SYNAQ Archiving Incident 12-01.2017
Incident Report for SYNAQ
Postmortem

Summary and Impact to Customers

On Thursday 12th January 2017 from 10:05 – 17:25, SYNAQ Archive experienced a platform outage incident.

The resultant impact of the event was that a subset of Clients were unable to access their archived data.

Root cause and Solution

The root cause of this event was due to an unresponsive infrastructure switch responsible for managing multi-path routing, which caused the storage of the affected Archive cluster to become unreadable.

The unresponsive infrastructure switch caused the Archive Operating System to place the storage LUN’s in an unreadable state and as such, a subset of Clients on the affected Archive cluster were unable to access their Archive data.

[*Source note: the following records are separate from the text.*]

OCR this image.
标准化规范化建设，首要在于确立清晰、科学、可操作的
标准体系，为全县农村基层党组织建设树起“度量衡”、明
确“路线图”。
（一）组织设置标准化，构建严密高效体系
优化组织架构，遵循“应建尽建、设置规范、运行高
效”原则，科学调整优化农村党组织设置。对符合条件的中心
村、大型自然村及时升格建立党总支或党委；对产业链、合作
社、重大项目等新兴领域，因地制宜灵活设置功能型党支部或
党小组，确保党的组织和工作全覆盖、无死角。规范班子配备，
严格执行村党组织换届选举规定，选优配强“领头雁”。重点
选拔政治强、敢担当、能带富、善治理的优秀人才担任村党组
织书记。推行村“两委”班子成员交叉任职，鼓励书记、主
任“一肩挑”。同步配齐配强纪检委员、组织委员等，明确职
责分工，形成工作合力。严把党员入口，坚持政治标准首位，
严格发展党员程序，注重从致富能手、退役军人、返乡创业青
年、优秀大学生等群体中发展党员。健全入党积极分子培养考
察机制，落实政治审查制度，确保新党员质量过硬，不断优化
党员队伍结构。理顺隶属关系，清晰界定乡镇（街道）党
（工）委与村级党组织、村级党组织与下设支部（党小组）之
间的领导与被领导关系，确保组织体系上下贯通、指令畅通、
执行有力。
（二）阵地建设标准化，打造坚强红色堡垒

In order to solve this issue, we remotely restarted the affected switch to bring up the multipath routing management. In addition, a file system integrity scan was initiated on all affected storage before restoring and activating the Archive service.

Remediation Actions

A project is underway for the review and enhancement of the existing Archive environment regarding infrastructure components and the system methodology to improve efficiencies and prevent any further incidents from recurring

Posted Jan 19, 2017 - 13:12 CAT

Resolved
All affected archives have been fully restored
Posted Jan 12, 2017 - 17:25 CAT
Monitoring
The issue has been resolved and the affected archives are slowly recovering.
Posted Jan 12, 2017 - 14:26 CAT
Update
The team is still currently working on the issue. We apologize for any inconvenience caused.
Posted Jan 12, 2017 - 12:46 CAT
Identified
The team has identified the cause of the issue and is currently working on a resolution
Posted Jan 12, 2017 - 11:17 CAT
Investigating
SYNAQ Archiving currently has a partial outage where a sub set of clients are unable to access their archive data.
Posted Jan 12, 2017 - 10:05 CAT
This incident affected: SYNAQ Archive.